Representing Foreign Nationals in U.S.: Some Considerations

George BenaurBusinessLeave a Comment

In the past five years of managing my law practice in midtown Manhattan and focusing on international business, investigations and litigations, I have had the chance to deal with a broad range of cultures: Middle Eastern, Russian, European, Georgian, Latvian, Ukrainian, and others. People with legal problems. Some have a dispute pending in the commercial courts in the United States. Others want to open a business, move to the United States or help their children to set up here. The cases have ranged from small to very large, but there is one common trend: the lack of understanding about the American legal system and process, and difficulty dealing with American law firms. There are definitely common trends in the way people from other countries perceive the legal system in our country and some special considerations needed when dealing with international clients.

Legal Fees & Costs and Managing Client Expectations: Although most international clients do understand that there are real costs associated with litigations and corporate transactional work, people are progressively questioning the fees being demanded by larger law firms. The issue for many is not the fact that the fees are being charged, but the fact that there is no end in sight for when the transactions or litigations will be completed. It is helpful in these circumstances to have a clear (but at times difficult) dialogue with clients about the projected timeline for the case. It has been my experience that when people understand the reasons for the various stages in the process (whether for transactions or litigations), and there is an ongoing clear dialogue between the client and the attorney, then people do come to understand the challenges involved and associated costs. People generally do understand that no one wants to work for free; this is indeed a maxim that is understood worldwide now.

Evaluating Risk & Making Business Oriented Decisions About the Case: In America, throughout my ten year career at large law firms, I have definitely heard Americans refer to some cases as “litigations for sport.” There are examples of multimillionaires spending hundreds of thousands of dollars over a broken partition which costs a fraction to fix and scores of other examples of unreasonable decisions that make no business sense whatsover (let alone examples of large corporations that pay lawyers to delay cases to beat up the smaller plaintiff to a much smaller settlement than the true value of the case).  And many lawyers do not oppose it. The theory being — if the client wants to litigate, it is their decision, the lawyer is just the conduit or agent for the client. In most international cases, at least in my experience, this type of approach does not work. People do not care to be in court. Foreign national clients definitely want to win, but I have found that most people that I have dealt with from other countries, want to accomplish their business objective as cost efficiently as possible, and have no interest in the legal process per se for its own sake.
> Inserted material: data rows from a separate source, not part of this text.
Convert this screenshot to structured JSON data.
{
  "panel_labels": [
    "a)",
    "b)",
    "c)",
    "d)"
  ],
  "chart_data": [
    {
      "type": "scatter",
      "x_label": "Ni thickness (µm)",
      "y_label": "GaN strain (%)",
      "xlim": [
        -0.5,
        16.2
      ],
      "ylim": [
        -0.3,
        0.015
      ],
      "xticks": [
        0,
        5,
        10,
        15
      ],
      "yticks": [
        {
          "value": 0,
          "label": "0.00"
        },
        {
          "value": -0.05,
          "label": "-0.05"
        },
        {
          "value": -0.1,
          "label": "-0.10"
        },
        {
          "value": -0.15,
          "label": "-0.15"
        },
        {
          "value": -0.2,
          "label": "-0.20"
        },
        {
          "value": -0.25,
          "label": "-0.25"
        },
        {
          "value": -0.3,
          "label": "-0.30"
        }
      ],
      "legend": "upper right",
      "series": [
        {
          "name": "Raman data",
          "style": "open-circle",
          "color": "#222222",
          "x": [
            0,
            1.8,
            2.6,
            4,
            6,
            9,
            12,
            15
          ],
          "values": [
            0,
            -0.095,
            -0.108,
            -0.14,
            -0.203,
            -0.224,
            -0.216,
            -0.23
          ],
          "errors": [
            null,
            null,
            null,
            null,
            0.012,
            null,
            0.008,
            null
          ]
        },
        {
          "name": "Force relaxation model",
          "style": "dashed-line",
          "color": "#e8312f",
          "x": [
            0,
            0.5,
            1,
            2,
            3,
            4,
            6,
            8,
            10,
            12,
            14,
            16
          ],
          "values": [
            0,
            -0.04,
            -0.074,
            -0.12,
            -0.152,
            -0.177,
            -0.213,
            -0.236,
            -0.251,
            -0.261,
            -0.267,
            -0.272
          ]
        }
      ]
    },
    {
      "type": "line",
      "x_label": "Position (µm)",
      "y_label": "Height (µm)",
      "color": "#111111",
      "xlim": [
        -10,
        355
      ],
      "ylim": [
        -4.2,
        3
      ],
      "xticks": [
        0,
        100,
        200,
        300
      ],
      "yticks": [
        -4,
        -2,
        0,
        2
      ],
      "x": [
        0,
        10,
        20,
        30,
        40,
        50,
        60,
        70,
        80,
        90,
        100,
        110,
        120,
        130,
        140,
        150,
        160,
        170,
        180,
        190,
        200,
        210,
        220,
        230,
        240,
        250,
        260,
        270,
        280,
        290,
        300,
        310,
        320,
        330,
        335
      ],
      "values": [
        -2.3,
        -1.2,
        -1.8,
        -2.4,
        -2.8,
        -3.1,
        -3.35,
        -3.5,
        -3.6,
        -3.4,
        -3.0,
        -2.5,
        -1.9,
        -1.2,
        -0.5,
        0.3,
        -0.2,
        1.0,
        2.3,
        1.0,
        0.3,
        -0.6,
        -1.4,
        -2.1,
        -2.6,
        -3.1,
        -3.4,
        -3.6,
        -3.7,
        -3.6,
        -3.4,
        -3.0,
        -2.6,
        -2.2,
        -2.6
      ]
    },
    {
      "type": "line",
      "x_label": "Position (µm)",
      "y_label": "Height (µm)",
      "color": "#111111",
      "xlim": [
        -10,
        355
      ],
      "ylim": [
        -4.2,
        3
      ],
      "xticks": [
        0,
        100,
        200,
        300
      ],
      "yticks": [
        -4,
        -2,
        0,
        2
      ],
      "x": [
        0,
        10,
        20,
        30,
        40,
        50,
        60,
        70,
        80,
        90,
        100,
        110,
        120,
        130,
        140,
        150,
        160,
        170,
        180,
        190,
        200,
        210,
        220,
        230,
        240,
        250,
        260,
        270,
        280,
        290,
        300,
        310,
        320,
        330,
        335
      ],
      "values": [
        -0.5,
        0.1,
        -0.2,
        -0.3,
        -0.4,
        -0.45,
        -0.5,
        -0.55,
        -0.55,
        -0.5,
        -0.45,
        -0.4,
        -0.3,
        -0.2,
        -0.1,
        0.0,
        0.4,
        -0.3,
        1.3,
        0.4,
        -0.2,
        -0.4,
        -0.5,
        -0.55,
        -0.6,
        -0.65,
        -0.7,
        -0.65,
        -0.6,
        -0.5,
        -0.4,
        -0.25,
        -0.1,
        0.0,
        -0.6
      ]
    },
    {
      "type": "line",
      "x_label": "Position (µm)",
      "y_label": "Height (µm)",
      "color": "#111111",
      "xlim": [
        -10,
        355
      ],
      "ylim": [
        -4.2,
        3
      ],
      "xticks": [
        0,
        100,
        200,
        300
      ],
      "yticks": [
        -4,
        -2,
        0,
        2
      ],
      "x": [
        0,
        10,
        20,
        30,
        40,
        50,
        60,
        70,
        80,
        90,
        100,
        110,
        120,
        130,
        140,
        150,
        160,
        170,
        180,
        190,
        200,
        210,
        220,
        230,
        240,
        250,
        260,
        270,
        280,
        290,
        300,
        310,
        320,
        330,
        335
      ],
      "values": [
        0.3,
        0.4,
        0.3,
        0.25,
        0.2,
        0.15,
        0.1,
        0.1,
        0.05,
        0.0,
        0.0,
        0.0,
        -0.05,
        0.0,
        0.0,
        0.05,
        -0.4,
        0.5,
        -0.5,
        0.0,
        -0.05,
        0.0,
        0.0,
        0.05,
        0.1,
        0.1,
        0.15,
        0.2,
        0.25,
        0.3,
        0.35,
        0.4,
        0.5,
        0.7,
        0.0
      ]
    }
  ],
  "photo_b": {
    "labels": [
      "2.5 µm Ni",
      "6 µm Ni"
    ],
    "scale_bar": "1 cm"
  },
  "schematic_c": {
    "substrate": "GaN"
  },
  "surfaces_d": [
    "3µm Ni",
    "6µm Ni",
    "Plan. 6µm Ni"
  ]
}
Understanding Cultures, Objectives and Overcoming Challenges: Upon recently returning to the Philadelphia community where we immigrated with my family more than thirty years ago, I remembered what a long road it has been since those days to be in midtown Manhattan now. But more importantly, seeing that emigre world, I also again thought about the importance of respecting and understanding the local cultures when representing clients from other countries. One cannot apply the same expectations as we have in the United States, which is a common mistake made by many lawyers in such situations. At the same time, there are also challenges that are unique when dealing with international clients, especially those from particular regions (such as the European Eastern block and former CIS republics, for example). Many people from these countries still have much skepticism for the judicial system, largely stemming from the era of the Soviet Union and the corruption of the 1990s. This fact was evident from the discussions in Split, Croatia with local clients there, as well as the many clients from Russia, Latvia, Georgia and other former CIS countries. These same clients may have an overly unrealistic expectations of American legal systems — the U.S. being viewed as a pinnacle of legal justice reform (at times, subject to great disappointment down the road as the case progresses). Again, maintaining an honest dialogue and conducting your own due diligence is critical in such cases.

These are just a few considerations when dealing with foreign clients entering the United States to conduct business or litigate disputes. There are no doubt so many more and as the months and years of my practice progress I hope to update this piece with other considerations and observations. In the meantime, best wishes for the New Year!!